Universal Design for Learning
Die theoretische Basis für das Design der Lerngelegenheiten kombiniert Universal Design for Learning (UDL) damit einem Design-Ansatz, der auf Theorien der Embodied Cognition basiert, dem ‘Embodied Design for Learning’ (siehe hierzu z.B. Abrahamson, 2014) . Hierbei rückt der Körper als aktive Komponente beim Denken in den Vordergrund und es wird explizit einbezogen, dass kognitive Strukturen durch die körperliche Erfahrung mit unserer Welt geformt werden und nicht nur alleinige Sache des Gehirns sind. SpEED sieht damit das Potenzial, spezifischere Werkzeuge für den Abbau von Barrieren zu entwickeln und Lehrpersonen für ihren Unterricht zur Verfügung zu stellen. “Special Education Embodied Design" umfasst damit eine neue Art darüber nachzudenken, wie ganz verschiedene – v.a. sensorisch und neurodiverse - Lernende mit und durch körperliche Handlungen, aber auch miteinander lernen können”, fasst Christina Krause das Projektziel zusammen.
Projektgeschichte
Das Projekt wurde 2019 von Mitgliedern des Embodied Design Research Lab’s um Prof. Dor Abrahamson an der Graduate School of Education ins Leben gerufen und bestand anfangs aus Christina Krause (damals Postdoc im Lab, jetzt Universität Graz), Sofia Tancredi (PhD Studentin an der UC Berkeley/San Francisco State University), Rachel Chen (damals PhD Studentin an der UC Berkeley/San Francisco State University) und Dor Abrahamson (Professor und Leiter des Labs an der UC Berkeley). Inzwischen hat sich das Team um weitere Projekte, Designs und Lernendenpopulationen erweitert.
Die Drei SpEED Prinzipien
1. Lernen geschieht in der körperlichen sensomotorischen Auseinandersetzung mit der Welt.
2. Lernen setzt an den vorhandenen körperlichen Ressourcen der Lernenden an.
3. Unterrichtliche Handlung muss flexibel an die sensorimotorische Vielfalt der Lernenden anpassbar sein.

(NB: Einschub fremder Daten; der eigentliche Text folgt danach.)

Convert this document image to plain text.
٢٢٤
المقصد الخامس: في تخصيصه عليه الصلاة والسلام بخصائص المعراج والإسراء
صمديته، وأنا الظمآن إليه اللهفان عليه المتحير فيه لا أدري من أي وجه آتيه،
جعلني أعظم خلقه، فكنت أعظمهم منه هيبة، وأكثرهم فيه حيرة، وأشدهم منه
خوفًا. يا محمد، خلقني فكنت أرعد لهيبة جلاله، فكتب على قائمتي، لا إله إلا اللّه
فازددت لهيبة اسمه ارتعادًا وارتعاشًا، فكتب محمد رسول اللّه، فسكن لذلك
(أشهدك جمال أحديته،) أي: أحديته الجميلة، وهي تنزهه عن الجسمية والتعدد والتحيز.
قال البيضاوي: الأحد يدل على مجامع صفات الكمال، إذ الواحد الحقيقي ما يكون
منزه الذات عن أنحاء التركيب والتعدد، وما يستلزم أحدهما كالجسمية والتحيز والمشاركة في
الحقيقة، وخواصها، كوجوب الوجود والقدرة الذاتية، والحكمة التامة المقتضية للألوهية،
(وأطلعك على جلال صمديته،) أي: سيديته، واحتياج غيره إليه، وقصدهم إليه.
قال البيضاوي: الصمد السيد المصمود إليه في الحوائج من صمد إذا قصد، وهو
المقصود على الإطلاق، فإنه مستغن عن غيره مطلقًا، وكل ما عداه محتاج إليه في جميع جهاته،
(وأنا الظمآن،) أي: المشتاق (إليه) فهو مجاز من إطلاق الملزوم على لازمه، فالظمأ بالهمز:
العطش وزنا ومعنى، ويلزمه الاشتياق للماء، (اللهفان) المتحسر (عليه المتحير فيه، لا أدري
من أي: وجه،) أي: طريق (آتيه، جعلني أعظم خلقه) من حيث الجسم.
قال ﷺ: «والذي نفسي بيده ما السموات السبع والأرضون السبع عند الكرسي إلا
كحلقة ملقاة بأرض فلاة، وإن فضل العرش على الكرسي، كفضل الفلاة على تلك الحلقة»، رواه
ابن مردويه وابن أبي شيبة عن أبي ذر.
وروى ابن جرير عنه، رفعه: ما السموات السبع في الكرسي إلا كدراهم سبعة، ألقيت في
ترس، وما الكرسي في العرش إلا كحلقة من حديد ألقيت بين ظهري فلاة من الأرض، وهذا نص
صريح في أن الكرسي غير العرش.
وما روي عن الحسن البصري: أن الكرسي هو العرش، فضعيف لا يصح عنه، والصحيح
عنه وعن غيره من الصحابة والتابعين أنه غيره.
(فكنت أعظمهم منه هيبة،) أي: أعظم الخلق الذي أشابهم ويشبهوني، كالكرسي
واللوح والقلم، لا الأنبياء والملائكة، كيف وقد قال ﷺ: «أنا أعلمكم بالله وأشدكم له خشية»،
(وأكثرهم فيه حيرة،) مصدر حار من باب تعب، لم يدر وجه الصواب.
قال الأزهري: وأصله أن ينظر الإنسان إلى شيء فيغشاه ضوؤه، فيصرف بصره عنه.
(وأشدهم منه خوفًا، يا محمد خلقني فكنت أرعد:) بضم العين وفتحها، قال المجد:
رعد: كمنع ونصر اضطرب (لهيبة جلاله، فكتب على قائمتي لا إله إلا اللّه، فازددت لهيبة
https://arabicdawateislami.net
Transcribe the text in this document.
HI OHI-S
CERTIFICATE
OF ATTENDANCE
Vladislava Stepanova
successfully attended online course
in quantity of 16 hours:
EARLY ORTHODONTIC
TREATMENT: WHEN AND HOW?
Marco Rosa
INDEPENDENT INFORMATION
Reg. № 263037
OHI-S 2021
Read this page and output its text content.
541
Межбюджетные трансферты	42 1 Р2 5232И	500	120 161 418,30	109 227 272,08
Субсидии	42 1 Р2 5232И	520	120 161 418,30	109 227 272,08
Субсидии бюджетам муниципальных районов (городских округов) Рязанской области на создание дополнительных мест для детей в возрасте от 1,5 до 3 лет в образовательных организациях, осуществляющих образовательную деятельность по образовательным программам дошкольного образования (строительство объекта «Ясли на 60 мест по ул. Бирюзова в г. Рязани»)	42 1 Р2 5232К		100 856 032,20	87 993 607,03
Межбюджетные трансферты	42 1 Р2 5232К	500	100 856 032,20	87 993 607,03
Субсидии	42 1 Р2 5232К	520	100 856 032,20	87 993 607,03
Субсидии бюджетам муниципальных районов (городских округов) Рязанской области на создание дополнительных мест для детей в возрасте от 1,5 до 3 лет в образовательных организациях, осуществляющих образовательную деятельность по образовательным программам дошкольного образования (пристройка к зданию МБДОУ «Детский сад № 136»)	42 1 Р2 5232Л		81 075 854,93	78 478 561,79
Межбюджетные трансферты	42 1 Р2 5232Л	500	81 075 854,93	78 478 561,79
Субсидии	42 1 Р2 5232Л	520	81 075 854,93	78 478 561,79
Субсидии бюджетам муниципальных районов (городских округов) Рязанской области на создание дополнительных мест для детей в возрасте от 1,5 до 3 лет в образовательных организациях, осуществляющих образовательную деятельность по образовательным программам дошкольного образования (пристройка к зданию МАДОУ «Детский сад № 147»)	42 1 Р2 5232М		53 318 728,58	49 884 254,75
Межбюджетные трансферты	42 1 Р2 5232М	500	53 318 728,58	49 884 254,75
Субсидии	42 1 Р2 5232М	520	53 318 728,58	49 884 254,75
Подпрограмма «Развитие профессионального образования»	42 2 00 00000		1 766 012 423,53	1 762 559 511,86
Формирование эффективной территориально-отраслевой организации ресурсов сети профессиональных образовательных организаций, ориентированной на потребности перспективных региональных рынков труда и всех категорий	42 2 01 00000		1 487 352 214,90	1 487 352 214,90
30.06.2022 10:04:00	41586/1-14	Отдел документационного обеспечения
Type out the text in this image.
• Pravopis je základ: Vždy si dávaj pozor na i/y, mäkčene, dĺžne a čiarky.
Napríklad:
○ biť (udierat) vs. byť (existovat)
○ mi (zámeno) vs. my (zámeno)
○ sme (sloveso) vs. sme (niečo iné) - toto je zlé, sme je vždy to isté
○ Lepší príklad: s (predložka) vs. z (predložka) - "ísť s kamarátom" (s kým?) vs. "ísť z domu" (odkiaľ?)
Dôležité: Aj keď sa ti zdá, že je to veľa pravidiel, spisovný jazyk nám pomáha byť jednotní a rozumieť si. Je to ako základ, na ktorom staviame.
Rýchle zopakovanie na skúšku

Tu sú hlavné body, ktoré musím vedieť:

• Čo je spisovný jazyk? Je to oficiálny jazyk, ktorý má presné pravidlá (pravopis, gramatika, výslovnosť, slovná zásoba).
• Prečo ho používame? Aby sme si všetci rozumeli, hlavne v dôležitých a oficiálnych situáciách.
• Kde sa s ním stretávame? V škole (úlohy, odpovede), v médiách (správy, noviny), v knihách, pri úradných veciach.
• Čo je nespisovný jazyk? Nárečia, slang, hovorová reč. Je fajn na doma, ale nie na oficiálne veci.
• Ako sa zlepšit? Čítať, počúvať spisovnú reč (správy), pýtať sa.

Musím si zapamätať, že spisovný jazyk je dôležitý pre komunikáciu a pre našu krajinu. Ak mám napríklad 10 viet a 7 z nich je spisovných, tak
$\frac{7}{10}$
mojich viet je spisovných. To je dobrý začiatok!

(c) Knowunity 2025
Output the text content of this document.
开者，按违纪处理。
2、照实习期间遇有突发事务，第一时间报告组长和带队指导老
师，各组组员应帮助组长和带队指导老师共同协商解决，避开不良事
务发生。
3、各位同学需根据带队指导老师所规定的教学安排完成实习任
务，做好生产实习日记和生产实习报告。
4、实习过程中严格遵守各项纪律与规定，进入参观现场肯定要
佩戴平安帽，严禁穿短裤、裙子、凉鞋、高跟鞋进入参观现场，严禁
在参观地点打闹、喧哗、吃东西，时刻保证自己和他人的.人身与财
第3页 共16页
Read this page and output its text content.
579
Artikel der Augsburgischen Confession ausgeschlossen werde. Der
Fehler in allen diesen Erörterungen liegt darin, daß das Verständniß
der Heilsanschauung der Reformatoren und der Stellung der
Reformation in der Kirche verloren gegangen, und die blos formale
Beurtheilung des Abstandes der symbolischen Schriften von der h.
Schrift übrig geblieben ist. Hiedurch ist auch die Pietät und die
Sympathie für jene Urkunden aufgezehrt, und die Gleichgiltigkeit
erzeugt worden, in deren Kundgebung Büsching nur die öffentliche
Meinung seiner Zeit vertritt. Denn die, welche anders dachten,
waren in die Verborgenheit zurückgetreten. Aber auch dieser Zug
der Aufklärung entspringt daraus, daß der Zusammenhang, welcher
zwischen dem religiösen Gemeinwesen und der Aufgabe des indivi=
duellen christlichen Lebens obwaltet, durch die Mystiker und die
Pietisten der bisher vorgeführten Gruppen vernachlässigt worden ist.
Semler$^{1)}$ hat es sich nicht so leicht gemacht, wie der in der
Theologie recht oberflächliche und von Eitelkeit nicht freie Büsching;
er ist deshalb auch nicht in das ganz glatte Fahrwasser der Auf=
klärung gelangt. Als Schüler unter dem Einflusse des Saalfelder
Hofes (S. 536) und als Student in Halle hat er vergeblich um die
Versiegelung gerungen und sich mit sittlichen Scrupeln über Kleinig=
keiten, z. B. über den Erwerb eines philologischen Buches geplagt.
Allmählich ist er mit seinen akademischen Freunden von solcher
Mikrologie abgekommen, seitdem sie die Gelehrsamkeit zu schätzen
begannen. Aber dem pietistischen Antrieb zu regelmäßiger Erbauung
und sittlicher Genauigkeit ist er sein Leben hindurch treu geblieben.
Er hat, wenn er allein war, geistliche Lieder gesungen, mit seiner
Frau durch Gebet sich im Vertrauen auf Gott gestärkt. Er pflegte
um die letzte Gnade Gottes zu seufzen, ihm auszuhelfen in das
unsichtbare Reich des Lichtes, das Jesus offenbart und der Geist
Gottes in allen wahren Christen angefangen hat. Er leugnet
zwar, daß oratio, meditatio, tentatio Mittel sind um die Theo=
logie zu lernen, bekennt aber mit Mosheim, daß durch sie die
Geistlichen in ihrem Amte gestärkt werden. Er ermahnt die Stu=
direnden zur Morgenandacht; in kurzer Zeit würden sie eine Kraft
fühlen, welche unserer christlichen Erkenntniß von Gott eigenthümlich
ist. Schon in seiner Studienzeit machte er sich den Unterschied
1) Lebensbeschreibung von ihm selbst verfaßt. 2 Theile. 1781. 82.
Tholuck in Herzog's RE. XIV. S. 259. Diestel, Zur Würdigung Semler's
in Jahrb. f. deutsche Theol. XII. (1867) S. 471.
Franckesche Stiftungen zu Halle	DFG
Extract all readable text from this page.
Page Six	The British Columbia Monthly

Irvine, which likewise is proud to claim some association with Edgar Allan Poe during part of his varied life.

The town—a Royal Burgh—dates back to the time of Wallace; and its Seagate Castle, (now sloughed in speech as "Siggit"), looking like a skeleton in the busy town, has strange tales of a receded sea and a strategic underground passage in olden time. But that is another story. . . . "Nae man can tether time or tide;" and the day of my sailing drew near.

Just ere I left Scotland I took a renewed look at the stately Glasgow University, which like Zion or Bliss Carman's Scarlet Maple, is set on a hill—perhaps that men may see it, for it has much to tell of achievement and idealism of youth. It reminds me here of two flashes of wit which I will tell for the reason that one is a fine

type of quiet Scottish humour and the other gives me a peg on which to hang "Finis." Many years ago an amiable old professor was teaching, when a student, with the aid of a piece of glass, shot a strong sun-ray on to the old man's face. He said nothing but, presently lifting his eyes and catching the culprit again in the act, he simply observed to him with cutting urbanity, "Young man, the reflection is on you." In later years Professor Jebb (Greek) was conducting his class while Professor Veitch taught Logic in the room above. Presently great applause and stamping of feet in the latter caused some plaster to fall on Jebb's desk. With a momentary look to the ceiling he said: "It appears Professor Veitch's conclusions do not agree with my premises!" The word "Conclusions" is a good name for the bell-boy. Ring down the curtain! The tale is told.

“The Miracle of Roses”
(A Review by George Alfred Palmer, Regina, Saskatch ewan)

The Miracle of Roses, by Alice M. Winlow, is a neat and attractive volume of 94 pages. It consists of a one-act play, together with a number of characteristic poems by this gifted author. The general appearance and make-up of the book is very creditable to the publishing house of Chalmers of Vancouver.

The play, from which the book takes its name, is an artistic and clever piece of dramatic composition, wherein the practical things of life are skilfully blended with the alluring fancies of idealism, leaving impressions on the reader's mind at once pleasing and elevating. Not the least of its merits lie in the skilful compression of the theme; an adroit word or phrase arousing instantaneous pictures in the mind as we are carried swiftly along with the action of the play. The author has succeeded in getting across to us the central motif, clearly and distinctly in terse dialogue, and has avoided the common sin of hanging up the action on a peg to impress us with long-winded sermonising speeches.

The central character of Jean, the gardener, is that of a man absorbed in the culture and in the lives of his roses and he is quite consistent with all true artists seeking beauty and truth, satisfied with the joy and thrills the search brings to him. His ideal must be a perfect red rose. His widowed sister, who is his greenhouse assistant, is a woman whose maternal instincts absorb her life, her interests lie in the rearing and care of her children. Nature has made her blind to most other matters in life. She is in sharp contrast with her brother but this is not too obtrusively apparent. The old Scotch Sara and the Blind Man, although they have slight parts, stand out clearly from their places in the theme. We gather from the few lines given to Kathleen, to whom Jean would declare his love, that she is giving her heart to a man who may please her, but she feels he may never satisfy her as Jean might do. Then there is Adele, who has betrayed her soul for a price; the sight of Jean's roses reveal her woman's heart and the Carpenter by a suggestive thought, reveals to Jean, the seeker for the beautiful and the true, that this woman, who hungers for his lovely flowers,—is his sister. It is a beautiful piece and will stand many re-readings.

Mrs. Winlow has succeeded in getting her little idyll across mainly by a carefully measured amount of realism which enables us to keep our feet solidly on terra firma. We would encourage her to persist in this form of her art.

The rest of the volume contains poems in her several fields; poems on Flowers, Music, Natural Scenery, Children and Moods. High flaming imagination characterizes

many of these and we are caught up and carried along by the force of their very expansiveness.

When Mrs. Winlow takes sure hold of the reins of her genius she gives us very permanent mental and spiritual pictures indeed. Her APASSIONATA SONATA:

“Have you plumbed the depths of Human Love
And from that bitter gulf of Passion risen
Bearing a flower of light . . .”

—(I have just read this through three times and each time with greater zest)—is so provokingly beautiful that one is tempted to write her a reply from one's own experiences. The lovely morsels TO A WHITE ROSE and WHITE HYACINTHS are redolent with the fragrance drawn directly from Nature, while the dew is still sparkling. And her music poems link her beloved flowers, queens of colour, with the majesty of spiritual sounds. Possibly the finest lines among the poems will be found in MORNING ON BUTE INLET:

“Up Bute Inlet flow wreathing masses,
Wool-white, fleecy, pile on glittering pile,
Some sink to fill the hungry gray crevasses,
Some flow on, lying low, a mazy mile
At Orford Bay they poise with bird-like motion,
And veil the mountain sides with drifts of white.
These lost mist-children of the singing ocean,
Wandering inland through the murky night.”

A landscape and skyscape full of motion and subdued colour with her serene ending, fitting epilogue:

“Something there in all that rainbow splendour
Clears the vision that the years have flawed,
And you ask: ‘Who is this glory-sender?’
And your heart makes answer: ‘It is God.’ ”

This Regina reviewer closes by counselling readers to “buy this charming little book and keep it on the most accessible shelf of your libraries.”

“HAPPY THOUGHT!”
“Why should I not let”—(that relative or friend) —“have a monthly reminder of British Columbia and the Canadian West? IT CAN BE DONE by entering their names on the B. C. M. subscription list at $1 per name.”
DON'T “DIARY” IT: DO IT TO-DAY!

Unter dem Link erfahren Sie mehr über die Prinzipien und theoretischen Grundlagen des SpEED-Projektes.
Die SpEED Projekte der ersten Generation
SignEd|Math
Bei dem Projekt wird untersucht, welche Rolle die Gebärdensprache beim mathematischen Denken spielt. Die Forscher:innen gehen davon aus, dass der Gebrauch von Gebärdensprache den Zugang und die Strukturierung von Lehrinhalten beeinflusst. Da es an konventionellen mathematischen Gebärden mangelt, eröffnen sich für Lehrende und auch für Lernende sehr viele Möglichkeiten, mathematische Sprache im Unterricht sinnhaft zu gestalten.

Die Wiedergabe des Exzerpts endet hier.